With limitations on their revenue streams, small fire districts have been struggling since their inception, Jack said. Districts can ask for a mill levy increase and fees for service like ambulance services; they can apply for grants; lease assets, rather than purchase them; bring a bond measure to the public for a vote; or cut and/or reduce services to purchase the capital needs, he said.
“Why should the public vote to increase taxes to purchase something that a new development has caused them to need?” Jack said. “Many of them have been paying taxes for 30 years or so; why should they have to pay additional taxes for a new fire truck to support those new homes?”
The HBA also took issue with the timeline to implement the fees. The fire districts wanted the impact fee to be imposed on any permit pulled 60 days after the IGA was approved, while the HBA wanted it to be 90 days, Walker said.
“The 90 days basically gives builders time to say, ‘If I am writing a new contract on a house I am going to build in 90 days, I need to add that fee in,’ and the price of the house would reflect that,” Walker said. On one hand, the fire districts are losing out on money every time a building permit is obtained, he said. On the other hand, fire districts have been operating under the current system for the last 100 years, so what is the rush to implement a new system, Walker added.
The last attempt to present an IGA to the commissioners for approval was June 27, but the board pulled it from the agenda. “We tried to give the fire districts that drafted the IGA every single opportunity to get it done right,” Waller said. “I think it is important to know something like this that comes before us has already been well-vetted, and I just did not have the confidence that it was.”

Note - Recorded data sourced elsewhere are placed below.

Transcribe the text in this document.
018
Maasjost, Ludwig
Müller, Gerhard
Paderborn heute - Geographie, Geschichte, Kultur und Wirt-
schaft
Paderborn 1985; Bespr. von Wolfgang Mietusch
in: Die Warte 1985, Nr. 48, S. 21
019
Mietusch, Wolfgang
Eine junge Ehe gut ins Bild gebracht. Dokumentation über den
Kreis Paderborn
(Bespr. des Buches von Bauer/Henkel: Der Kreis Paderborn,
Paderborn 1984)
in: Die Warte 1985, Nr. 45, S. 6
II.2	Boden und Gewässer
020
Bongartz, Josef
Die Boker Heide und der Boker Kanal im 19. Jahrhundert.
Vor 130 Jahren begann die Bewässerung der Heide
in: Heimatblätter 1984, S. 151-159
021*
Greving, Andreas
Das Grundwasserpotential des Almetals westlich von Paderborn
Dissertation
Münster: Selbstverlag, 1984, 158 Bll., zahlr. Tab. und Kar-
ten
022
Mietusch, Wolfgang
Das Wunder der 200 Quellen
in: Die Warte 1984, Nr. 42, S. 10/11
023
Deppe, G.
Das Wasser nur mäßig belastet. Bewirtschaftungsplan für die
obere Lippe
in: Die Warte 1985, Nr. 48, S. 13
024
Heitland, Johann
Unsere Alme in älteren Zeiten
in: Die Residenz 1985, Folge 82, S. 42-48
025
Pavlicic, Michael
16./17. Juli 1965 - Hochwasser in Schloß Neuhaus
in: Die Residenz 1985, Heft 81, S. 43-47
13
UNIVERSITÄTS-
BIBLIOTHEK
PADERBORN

Walker said the wording in the legislation could be changed so that each district does not need to obtain an IGA before collecting impact fees, but nothing can happen prior to the January 2018 legislative session. Otherwise, the fire districts could always draft another IGA that addresses the issues presented during the previous hearings and submit that to the BOCC, he said.
Waller said none of the five county commissioners wants the fire districts to operate with less money than they need. “But it was never satisfactorily articulated to me that there was a lack of funding and that they needed more funding,” he said.
“At the end of the day, we absolutely want to make sure we are giving them the tools to ensure the public’s safety.”
Harwig said,“At this time, there is nothing we at Falcon Fire can do without the cooperation of our county commissioners; and, therefore, will continue to rely on current taxpayers to pay for capital facilities and equipment that new growth generates the need for.”